Around us, African-American and Caribbean dread-locks give way to pais, Hasidic side-curls; do-rags become streimels, the men’s round, fur-trimmed hats; woven hairpieces are replaced by sheitls, the wigs of the Ultra Orthodox Jewish women, as we slowly cross one of those invisible frontiers delineating neighborhoods found in New York City. Roland Barthes might have spun one of his “mythologies” in Crown Heights, reading racial tensions as being all about hair! Crossing the grand old boulevard that is Eastern Parkway, we have moved from Jamaica, Haiti, Trinidad, Guyana, to Poland, Lithuania, Ukraine, Romania, from Creole to Yiddish, from roti to challah, from conch to gefilte fish. You are at home in these shifting borderlands, global citizen that you are, and these are the spaces and places that your protagonists explore on their journeys to self-discovery, from Veronica to Tituba to Marie-Noëlle to Célanire to Rosélie, to name but a few. Your refusal to align yourself with any dogmatic essentialism, be it racial, nationalist, feminist, ethnic, in favor of the continued construction of the true land of the free, that of the literary imagination, is textualized as a willingness to explore difference(s), invent possible new relationships, traverse spaces and cultures.
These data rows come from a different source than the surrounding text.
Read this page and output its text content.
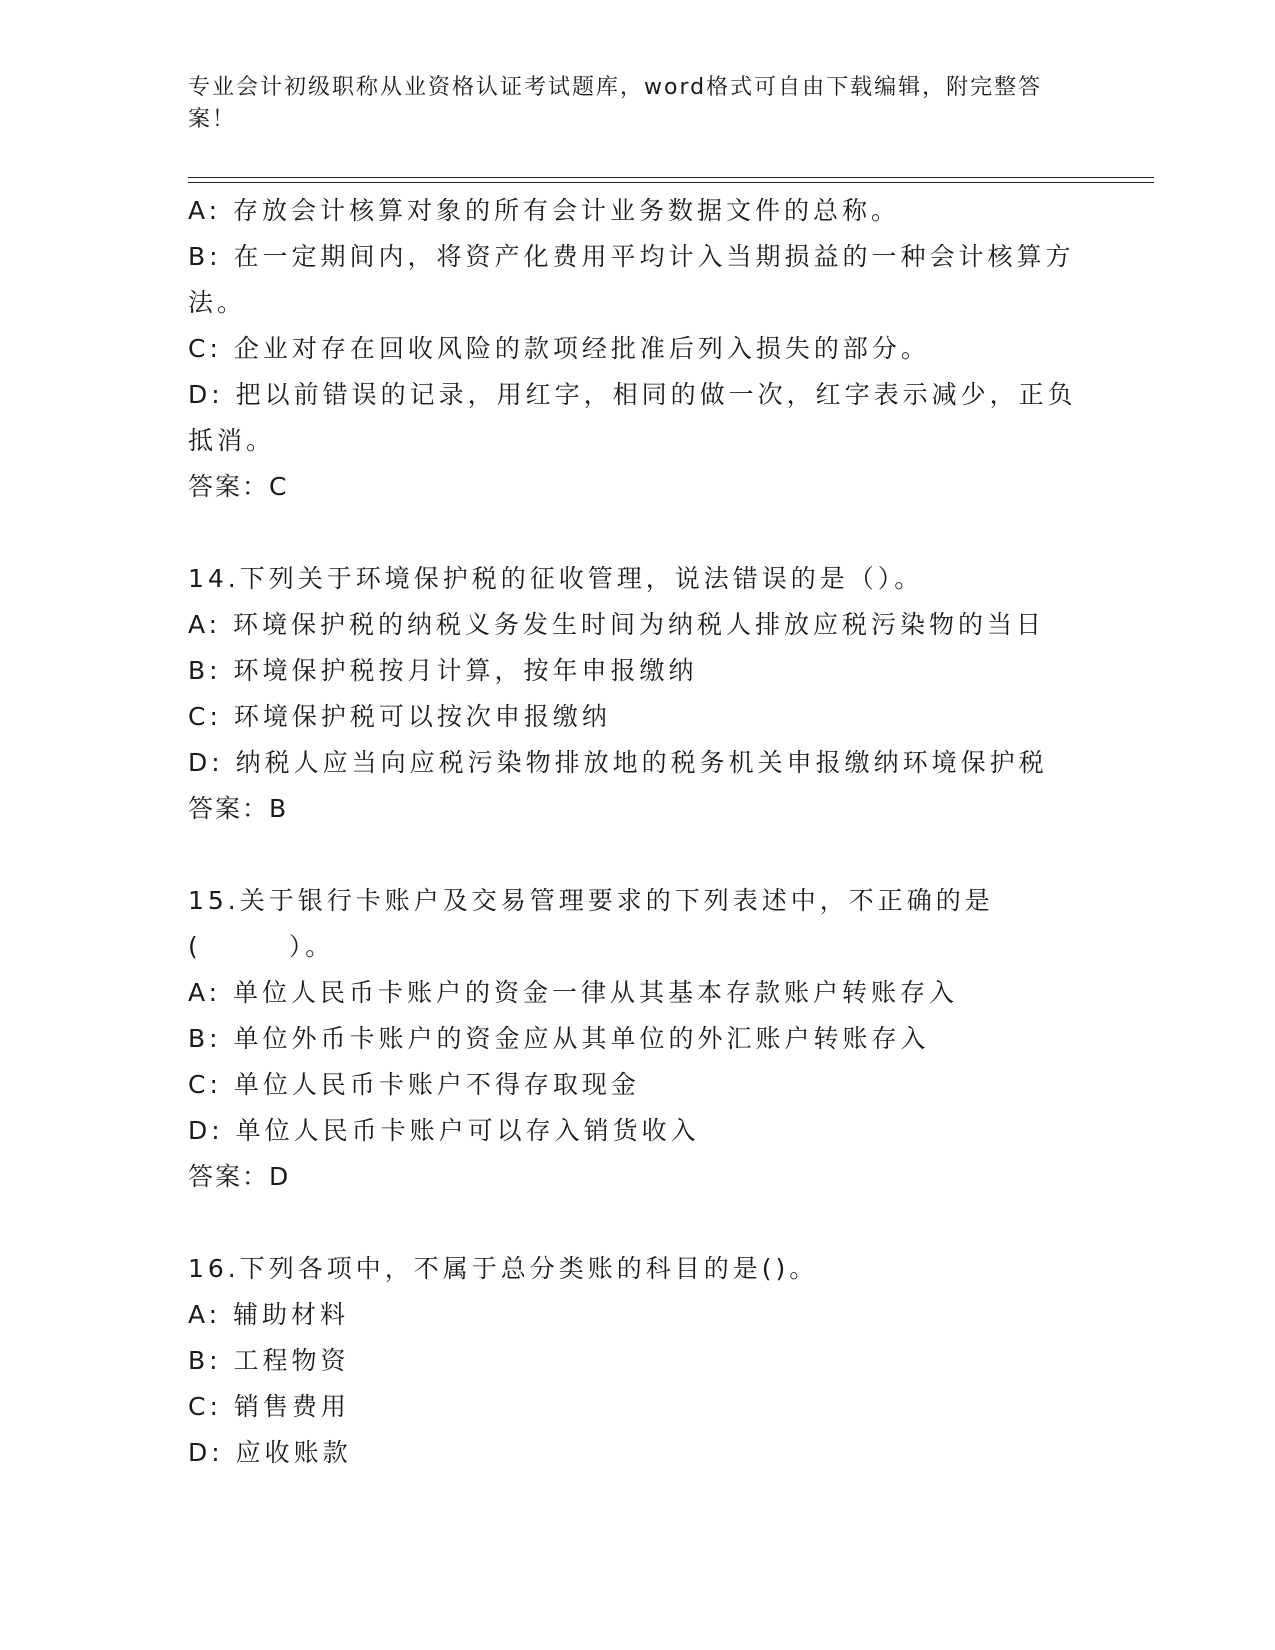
专业会计初级职称从业资格认证考试题库，word格式可自由下载编辑，附完整答案！
A: 存放会计核算对象的所有会计业务数据文件的总称。
B: 在一定期间内，将资产化费用平均计入当期损益的一种会计核算方
法。
C: 企业对存在回收风险的款项经批准后列入损失的部分。
D: 把以前错误的记录，用红字，相同的做一次，红字表示减少，正负
抵消。
答案：C
14.下列关于环境保护税的征收管理，说法错误的是（）。
A: 环境保护税的纳税义务发生时间为纳税人排放应税污染物的当日
B: 环境保护税按月计算，按年申报缴纳
C: 环境保护税可以按次申报缴纳
D: 纳税人应当向应税污染物排放地的税务机关申报缴纳环境保护税
答案：B
15.关于银行卡账户及交易管理要求的下列表述中，不正确的是
(　　　）。
A: 单位人民币卡账户的资金一律从其基本存款账户转账存入
B: 单位外币卡账户的资金应从其单位的外汇账户转账存入
C: 单位人民币卡账户不得存取现金
D: 单位人民币卡账户可以存入销货收入
答案：D
16.下列各项中，不属于总分类账的科目的是()。
A: 辅助材料
B: 工程物资
C: 销售费用
D: 应收账款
And this has been, for me personally, since our first meeting, the magic of the person behind all the personages as well. Regal in your hospitality, serving savory curried goat in your dwelling on the Upper West Side, you are equally gracious, coming with Richard to dine at my Askenaze Sabbath table in Riverdale. Hospitality, after all, implies reciprocity, as the French word hôte instructs us. In this way do you invite readers worldwide into your fictional universe.
I recount a story about my father, an obstetrician in the Borough Park section of Brooklyn in the mid-twentieth century. At the time, the Modern Orthodox Jewish population was slowly giving way to the influx of the even more traditional Hasidim spilling over from Williamsburg, and the population of my father’s practice became progressively more Ultra Orthodox. As this community does not practice birth control for religious reasons, my father often delivered ten or even fifteen children from the same woman. How I loved his physician’s hands, long, strong, elegant. They were also the hands of a Southern gentleman who returned home one evening, disconcerted and hurt, after having been invited to the wedding of a patient’s child. A woman whose dozen children he had brought into the world had refused his hand extended in congratulations, saying shyly, “I’m sorry, Doctor, but I don’t shake hands with men.” His Southern sensibilities and his professional pride were both wounded enough for him to bother telling us this story afterward. It was as if he was still struggling to understand how the human condition of joy that binds all people at such life events could be overridden by archaic interdictions of law, separating rather than facilitating shared experience. As a Jew from a small town in the South, he was bewildered by the behavioral codes of the many different Jewish communities he dealt with after coming North. The gender barriers prohibiting relations between the sexes among the Ultra Orthodox are not without echoes in the rules forbidding racial mixing in apartheid cultures, and just as shocking to secular liberals.